La irrenunciable aspiración a la información plena no deja de ser una utopía. Por más que los periodistas proclamen lo contrario, el ocultamiento determina su tarea tanto como la difusión. El periodista oculta parar informar mejor, aunque parezca una contradicción. Las fuentes y las empresas periodísticas también practican ocultamientos. Este hecho no es malo ni bueno: simplemente, es. Forma parte de la naturaleza humana, del enfrentamiento de intereses que existe en toda sociedad.
Las cosas suceden. Lo único que puede hacer un periodista al respecto no es poco: ejercer ciertas facetas del derecho de la sociedad al libre acceso a la información a partir de la "producción" de parte de "la realidad" que ella consume, esa parte denominada con vaguedad como "lo público".
Aunque en un régimen democrático a cabalidad, cualquiera, y no sólo un periodista, podría hacerlo: la ley, al menos en teoría, lo ampara.
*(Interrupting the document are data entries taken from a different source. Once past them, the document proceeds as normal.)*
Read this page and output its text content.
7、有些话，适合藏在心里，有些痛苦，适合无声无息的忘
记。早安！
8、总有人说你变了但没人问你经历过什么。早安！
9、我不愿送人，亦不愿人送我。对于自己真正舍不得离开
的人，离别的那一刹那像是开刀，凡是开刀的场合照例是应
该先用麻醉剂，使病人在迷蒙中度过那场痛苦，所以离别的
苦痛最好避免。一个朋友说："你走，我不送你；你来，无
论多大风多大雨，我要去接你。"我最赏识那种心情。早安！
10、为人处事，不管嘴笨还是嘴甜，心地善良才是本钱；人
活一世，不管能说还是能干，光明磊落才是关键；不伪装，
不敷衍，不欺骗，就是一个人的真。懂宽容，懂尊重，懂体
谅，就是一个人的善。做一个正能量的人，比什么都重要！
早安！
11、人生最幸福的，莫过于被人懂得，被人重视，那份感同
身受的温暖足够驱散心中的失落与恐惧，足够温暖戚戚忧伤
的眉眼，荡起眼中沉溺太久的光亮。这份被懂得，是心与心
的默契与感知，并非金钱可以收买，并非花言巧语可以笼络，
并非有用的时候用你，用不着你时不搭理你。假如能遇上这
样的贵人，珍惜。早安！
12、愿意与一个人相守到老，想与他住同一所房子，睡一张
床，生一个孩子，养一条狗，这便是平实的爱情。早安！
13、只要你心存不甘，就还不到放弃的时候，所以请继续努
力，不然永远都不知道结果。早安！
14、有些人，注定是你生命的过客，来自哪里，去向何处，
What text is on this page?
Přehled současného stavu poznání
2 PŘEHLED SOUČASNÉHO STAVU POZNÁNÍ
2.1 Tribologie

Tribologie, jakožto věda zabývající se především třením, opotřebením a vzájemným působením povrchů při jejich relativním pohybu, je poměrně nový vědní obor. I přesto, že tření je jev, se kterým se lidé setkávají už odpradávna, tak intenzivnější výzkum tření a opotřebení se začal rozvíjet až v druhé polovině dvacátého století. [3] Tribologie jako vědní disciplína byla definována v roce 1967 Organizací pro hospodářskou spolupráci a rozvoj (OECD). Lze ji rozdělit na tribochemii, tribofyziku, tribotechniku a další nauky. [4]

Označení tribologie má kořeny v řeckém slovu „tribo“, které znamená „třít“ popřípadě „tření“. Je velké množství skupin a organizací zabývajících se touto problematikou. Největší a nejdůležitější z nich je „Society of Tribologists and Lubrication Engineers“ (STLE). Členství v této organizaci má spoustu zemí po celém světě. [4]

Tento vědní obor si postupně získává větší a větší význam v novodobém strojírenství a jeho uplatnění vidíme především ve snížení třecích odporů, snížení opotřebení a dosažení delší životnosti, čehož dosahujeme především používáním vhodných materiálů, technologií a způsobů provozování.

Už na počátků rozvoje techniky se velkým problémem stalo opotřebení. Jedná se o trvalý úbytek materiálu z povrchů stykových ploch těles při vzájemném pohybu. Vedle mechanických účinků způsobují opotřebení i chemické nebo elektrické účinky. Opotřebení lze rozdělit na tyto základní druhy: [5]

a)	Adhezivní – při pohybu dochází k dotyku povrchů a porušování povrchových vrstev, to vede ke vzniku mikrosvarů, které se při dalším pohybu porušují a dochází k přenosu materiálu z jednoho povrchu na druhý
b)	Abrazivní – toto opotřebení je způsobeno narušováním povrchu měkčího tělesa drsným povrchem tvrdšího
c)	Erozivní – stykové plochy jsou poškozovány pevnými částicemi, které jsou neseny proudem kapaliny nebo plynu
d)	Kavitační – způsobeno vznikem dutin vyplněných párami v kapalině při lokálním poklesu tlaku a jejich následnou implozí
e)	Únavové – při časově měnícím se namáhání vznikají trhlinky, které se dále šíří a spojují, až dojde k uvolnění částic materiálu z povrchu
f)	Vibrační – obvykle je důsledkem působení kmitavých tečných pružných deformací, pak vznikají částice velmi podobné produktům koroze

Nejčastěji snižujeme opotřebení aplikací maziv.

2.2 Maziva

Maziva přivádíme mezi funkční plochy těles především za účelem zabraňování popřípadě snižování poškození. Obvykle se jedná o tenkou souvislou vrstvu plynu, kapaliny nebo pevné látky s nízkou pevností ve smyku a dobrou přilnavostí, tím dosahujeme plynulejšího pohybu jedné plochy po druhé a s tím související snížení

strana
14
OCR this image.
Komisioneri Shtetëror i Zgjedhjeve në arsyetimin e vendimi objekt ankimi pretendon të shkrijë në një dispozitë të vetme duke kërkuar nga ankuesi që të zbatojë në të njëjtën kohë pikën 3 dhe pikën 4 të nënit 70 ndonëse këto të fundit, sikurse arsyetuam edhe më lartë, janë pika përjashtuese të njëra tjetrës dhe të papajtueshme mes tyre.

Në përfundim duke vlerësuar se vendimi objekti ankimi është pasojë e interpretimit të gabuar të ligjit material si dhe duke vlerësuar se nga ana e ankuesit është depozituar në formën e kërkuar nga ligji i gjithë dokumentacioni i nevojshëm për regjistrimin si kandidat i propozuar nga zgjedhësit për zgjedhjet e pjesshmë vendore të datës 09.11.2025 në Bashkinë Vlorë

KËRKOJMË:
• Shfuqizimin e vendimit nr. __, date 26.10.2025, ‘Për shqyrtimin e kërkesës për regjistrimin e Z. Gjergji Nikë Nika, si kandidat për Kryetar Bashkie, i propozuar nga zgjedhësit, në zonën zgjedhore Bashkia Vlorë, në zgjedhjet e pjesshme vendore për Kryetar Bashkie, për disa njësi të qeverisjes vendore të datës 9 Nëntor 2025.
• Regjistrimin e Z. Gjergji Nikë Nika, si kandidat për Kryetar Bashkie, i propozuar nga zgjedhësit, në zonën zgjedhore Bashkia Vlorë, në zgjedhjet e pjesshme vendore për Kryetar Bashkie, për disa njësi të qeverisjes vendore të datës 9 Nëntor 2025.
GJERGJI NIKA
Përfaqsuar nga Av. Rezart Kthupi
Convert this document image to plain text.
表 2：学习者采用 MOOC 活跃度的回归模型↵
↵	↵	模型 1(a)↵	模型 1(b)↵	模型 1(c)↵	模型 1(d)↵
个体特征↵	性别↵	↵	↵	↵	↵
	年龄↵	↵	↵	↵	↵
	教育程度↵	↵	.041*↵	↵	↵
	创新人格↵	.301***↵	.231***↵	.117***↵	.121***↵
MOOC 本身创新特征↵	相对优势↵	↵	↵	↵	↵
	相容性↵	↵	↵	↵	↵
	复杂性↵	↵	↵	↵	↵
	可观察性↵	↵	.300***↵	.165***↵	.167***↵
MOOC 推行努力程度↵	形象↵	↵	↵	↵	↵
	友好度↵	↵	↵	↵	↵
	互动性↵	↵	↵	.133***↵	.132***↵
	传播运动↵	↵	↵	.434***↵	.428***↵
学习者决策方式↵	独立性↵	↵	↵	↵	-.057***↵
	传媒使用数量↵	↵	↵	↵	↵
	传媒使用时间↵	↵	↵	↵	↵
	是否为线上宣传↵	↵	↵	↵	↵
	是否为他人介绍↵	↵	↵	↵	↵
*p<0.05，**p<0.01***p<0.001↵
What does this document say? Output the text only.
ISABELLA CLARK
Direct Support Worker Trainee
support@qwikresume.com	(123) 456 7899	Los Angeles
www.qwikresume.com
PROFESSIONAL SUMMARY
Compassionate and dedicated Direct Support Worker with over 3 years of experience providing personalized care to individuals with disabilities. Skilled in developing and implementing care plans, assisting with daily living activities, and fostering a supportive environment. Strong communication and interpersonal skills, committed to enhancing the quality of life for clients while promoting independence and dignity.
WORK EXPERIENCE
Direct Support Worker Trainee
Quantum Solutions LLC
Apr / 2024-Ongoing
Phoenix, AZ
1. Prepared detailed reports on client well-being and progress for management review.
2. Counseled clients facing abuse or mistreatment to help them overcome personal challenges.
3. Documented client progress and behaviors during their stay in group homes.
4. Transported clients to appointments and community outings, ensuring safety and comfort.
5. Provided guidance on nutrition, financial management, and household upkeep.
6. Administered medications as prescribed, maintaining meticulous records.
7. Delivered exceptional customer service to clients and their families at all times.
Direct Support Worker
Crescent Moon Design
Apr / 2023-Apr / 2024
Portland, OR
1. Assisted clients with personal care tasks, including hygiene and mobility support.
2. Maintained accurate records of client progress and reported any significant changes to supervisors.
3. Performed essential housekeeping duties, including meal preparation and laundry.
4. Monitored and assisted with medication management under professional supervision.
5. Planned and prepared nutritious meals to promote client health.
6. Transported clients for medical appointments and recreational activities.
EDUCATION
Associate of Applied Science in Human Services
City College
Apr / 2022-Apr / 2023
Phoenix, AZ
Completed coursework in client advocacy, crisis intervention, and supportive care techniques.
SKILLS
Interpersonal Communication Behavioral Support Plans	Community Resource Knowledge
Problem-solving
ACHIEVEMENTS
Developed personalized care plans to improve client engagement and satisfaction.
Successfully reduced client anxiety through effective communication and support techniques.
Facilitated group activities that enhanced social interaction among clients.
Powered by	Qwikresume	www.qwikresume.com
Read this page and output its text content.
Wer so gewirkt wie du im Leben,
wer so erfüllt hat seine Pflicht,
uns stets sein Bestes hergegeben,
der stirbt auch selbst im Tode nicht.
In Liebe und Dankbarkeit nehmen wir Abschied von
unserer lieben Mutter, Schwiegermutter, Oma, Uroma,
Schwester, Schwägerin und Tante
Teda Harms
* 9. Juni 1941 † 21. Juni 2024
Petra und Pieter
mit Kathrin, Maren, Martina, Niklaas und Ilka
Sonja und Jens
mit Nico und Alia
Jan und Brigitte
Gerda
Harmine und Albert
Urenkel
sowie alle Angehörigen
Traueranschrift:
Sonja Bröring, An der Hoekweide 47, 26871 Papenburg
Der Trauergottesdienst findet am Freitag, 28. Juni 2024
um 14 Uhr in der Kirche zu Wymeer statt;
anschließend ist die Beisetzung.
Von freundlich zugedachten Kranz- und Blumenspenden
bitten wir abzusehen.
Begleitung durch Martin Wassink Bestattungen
Según el artículo 19 de la Declaración Universal de los Derechos Humanos aprobada por las Naciones Unidas en 1948, "todo individuo tiene derecho a la libertad de opinión y de expresión; ese derecho incluye el de no ser molestado a causa de sus opiniones, el de investigar y recibir informaciones y opiniones y el de difundirlas, sin limitación de fronteras, por cualquier medio de expresión".


miércoles, 14 de marzo de 2012



 DEFINICIÓN DE PERIODISMO 


Se conoce como periodismo a la actividad de hacer pública de manera periódica cierta información de diverso tipo y tenor. Esa información siempre tiene como característica principal ser actual y renovarse momento a momento, por lo cual el nombre de la actividad proviene justamente de esa cualidad de constante renovación. El periodismo es hoy en día uno de los elementos más importantes de los medios de comunicación ya que son los periodistas quienes investigan, publican y comentan sobre diferentes hechos que tienen que ver con fenómenos económicos, políticos, culturales o deportivo.

Se considera que, como tal, el periodismo existió desde siempre en las sociedades humanas ya que el hombre siempre contó con la necesidad de transmitir información importante y de mantenerse al tanto de diversos hechos o sucesos. Mientras que en la Modernidad el periodismo empezó a ganar importancia a través de la impresión y publicación de gacetas breves, no sería hasta el siglo XIX y especialmente hasta el siglo XX que el periodismo no se volvería en una de las partes centrales de toda sociedad gracias a la enorme difusión que medios masivos como los periódicos, la radio o la televisión lograron.

El trabajo de un periodista puede ser muy amplio. Podría decirse que un periodista debe saber cómo plantear una noticia, cómo buscar la información apropiada para hacerlo y también saber distinguir las fuentes fiables de las que no lo son. Además, un buen periodista debe encontrar el modo más accesible y atractivo de comunicar la información recolectada, a modo de que la misma llegue a mayor cantidad de personas. Aquí es de gran importancia el uso de un lenguaje correcto pero accesible e informal en mayor o menor medida dependiendo del caso. Algunos de los elementos que hacen que los hechos sean tenidos en cuenta por los periodistas para ser publicados son la relevancia de los mismos, a quiénes afectan o quiénes se ven implicados, la actualidad de los mismos, la proximidad o cercanía del público con esos sucesos, etc.